Nearly half the public, however, doesn’t care.
Only in the West do the Giants hold the advantage, and only by a thin margin. 29% of those who live in Western states favored the Giants; 25% were rooting for the Royals. The Royals were ahead in every other region of the country (they led by four to one in their home region, the Midwest, and held clear leads everywhere else).
Fans of Major League Baseball make up a small proportion of the public: only a third say they follow baseball even somewhat closely. They, too, favor the Royals by two to one. And just 18% don’t care.
Americans may be rooting for the Royals, but they are divided on whether or not Kansas City will win the Series. Just as many say San Francisco will take the best of seven series as think Kansas City will. In the West, the Giants’ home region, the Giants are seen as the likely victors; those in the Northeast expect a Giant victory by a narrow margin.
Major League Baseball fans also are divided in their expectations for a winner.
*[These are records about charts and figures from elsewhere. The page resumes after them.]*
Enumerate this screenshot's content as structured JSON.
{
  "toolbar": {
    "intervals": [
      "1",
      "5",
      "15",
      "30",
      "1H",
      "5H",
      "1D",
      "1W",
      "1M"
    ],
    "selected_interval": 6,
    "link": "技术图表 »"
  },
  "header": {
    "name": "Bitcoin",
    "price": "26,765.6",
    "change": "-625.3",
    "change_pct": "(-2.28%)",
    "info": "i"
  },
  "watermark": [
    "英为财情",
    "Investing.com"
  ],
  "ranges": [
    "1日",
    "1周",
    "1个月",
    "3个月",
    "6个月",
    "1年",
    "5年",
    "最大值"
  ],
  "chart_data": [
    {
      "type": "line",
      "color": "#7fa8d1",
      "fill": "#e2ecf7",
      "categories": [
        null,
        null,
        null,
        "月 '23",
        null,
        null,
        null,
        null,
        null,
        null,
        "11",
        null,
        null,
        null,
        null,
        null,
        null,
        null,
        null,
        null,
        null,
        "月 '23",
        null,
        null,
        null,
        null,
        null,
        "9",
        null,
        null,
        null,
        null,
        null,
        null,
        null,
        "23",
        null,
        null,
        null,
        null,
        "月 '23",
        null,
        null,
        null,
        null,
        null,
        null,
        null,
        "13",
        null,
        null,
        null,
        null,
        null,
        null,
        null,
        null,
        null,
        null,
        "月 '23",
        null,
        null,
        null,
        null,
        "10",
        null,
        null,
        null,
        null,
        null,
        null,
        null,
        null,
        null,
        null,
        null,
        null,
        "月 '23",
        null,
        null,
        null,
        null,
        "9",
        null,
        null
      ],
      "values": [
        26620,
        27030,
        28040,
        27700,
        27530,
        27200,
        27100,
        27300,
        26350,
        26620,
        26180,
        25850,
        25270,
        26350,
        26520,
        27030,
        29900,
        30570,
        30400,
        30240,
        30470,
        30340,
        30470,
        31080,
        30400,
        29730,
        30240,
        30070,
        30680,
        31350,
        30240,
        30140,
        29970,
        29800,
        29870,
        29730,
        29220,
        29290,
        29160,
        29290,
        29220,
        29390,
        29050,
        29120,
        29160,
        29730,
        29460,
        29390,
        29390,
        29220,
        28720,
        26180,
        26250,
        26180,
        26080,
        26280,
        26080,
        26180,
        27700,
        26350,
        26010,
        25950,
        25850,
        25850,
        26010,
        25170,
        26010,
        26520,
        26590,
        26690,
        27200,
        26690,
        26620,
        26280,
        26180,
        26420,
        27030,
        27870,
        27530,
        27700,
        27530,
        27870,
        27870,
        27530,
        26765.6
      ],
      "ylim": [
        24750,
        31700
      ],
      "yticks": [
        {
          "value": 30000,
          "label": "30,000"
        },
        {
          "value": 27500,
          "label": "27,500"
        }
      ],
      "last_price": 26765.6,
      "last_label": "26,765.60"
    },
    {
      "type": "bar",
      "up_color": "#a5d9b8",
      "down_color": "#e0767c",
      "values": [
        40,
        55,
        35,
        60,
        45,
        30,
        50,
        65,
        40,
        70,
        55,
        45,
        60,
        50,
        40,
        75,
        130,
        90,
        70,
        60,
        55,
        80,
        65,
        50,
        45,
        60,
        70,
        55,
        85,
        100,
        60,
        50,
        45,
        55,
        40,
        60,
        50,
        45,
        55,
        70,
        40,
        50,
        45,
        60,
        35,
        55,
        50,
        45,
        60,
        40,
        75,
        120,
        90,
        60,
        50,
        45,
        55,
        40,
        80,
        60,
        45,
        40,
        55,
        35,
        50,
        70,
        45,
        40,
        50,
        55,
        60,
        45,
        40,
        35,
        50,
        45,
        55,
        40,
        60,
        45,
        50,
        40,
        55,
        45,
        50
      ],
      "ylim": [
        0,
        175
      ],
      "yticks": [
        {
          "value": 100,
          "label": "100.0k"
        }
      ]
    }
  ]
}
Baseball continues to be dogged by news about steroids and the use of other performance enhancing drugs by players (with the Yankees’ Alex Rodriguez being perhaps the most recent example). Just about half the public views drug use as a major problem for Major League Baseball. 47% say many –if not most – players use those drugs. But perhaps the League’s stern response to the Rodriguez case has brought at least some positive feedback. Americans think that the League has made a good effort to deal with the problem of steroids.